地域別にみると、新型コロナの震源地である中国で大幅なマイナス。中国政府が消費者の移動や外出、工場の操業や店舗の営業を全国規模で抑制したため、1~2月の経済活動は前年比2ケタのマイナスに。足元では、規制を緩めるなど、経済活動の正常化を促しているものの、回復ペースは緩慢。ヒトの動きが新型コロナ流行前の水準に戻るには、あと1~2カ月かかる見通し。

先進国では、欧米で移動制限等が本格化するなか、リーマンショック並みのネガティブ・インパクトが生じる可能性が高まりつつある状況。一方、わが国では、厳しい移動制限を導入していないため、他国と比べて落ち込み幅は相対的に小。

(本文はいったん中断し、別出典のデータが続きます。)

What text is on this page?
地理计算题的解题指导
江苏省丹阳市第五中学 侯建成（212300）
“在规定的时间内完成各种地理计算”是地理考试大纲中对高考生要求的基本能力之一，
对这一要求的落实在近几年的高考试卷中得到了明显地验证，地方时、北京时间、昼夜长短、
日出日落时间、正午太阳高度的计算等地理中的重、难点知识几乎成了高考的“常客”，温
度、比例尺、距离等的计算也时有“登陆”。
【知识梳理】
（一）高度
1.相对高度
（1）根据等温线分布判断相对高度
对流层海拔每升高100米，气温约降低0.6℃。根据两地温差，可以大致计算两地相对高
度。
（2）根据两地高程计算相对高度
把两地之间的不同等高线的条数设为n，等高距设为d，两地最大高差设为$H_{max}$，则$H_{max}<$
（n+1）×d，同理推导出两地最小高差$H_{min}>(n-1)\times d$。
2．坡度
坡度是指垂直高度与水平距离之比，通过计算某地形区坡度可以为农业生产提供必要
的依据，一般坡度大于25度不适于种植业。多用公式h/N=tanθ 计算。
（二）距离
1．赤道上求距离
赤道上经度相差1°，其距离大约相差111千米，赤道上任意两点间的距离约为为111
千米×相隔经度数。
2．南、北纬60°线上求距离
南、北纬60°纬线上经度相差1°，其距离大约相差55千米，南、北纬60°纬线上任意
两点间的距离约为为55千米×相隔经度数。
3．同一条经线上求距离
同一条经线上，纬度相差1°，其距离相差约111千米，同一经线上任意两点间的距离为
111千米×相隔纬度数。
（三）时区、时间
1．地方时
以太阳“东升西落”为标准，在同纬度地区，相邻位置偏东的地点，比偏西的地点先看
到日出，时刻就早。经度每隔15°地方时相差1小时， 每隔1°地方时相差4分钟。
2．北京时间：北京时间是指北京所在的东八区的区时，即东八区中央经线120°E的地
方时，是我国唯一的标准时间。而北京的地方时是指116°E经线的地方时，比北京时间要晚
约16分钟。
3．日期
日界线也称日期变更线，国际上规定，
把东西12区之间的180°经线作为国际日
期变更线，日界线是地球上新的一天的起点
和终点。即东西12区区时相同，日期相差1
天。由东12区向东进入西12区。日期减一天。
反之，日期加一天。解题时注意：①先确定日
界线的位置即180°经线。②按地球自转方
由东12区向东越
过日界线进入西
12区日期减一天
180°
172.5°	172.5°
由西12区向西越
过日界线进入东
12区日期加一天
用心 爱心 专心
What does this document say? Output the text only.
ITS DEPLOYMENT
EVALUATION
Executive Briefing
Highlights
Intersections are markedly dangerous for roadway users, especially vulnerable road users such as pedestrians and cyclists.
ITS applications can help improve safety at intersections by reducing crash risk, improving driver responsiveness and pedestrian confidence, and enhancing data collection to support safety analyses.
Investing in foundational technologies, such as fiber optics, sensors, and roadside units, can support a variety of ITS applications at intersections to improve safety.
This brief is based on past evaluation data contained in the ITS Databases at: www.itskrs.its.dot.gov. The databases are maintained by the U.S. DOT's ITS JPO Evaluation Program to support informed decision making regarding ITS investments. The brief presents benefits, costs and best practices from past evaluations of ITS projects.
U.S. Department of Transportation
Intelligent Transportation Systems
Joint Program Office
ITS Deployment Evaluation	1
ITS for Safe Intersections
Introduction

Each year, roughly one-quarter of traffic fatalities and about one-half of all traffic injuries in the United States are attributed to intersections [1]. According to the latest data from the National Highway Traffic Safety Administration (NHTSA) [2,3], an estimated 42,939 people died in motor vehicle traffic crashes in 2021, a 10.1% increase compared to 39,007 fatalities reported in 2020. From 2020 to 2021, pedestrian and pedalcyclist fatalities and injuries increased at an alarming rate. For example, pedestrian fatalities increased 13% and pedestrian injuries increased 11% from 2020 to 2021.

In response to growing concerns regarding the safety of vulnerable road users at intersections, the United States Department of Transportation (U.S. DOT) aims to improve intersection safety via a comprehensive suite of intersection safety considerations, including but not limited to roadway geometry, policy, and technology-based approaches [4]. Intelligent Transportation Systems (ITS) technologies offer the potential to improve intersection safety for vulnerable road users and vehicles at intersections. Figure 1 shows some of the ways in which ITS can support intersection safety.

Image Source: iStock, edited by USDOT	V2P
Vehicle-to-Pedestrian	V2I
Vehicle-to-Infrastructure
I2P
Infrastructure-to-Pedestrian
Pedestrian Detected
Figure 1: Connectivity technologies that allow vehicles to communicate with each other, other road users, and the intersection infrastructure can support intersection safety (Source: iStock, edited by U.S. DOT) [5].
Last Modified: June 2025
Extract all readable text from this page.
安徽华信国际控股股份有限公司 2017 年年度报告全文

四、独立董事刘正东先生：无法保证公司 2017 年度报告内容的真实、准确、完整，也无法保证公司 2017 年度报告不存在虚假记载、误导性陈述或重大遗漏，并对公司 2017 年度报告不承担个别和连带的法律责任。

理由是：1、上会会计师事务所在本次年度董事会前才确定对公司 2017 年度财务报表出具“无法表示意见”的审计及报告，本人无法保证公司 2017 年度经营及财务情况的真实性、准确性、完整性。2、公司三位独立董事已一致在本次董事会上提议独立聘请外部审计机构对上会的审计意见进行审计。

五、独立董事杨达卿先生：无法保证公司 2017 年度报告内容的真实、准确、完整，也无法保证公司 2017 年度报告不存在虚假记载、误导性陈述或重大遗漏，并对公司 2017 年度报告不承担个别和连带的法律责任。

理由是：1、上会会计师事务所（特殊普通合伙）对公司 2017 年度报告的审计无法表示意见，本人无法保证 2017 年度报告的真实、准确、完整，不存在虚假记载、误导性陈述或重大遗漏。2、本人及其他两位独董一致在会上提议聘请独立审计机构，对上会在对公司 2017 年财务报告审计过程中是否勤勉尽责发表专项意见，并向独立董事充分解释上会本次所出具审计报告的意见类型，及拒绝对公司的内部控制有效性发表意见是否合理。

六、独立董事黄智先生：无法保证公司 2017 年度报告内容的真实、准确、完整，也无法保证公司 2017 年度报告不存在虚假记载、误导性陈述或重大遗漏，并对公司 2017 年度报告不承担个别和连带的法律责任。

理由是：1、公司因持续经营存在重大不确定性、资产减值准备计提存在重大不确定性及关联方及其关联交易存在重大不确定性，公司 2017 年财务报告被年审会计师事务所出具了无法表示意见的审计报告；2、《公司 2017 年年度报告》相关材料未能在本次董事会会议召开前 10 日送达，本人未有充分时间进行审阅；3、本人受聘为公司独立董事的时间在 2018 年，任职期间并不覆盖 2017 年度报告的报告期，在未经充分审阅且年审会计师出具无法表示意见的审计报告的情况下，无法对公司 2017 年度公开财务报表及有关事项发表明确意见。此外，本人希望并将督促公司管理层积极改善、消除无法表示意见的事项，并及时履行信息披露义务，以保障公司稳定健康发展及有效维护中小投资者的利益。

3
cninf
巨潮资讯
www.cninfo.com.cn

こうした状況を受けて、各国中銀は大規模な金融緩和を実施。さらに、IMFがリーマンショック時以上の財政出動(当時のGDP比2%の9000億ドル)を要請するなか、各国では大型の財政措置を検討。

先行き、新型コロナの拡大が短期終息すると想定しても、2020年の世界経済は、リーマンショック時の2009年(前年比▲0.0%)よりも低成長となる見込み。震源地の中国は1~3月期に大きく落ち込むものの、その後は回復局面に。新型コロナの感染拡大が遅れて始まった、その他の地域は4~6月期が景気落ち込みのピークとなる公算。

各国とも、経済活動水準が急激に落ち込むものの、新型コロナが早期に終息すると想定すれば、金融緩和や財政措置がプラスに作用するため、景気後退が長引く事態は回避される見込み。2021年は+5.2%と反発するものの、2020~2021年の平均では世界的な景気後退の目安と言われる3%を下回る水準にとどまる見込み。

なお、リスクシナリオとして、流行が長期化した場合は、リーマンショックを大幅に上回る落ち込みに。実際、ILOは最悪のシナリオとして、リーマンショックを上回る雇用喪失リスクを指摘。夏までに新型コロナを封じ込めることができるか否かが当面最大の焦点。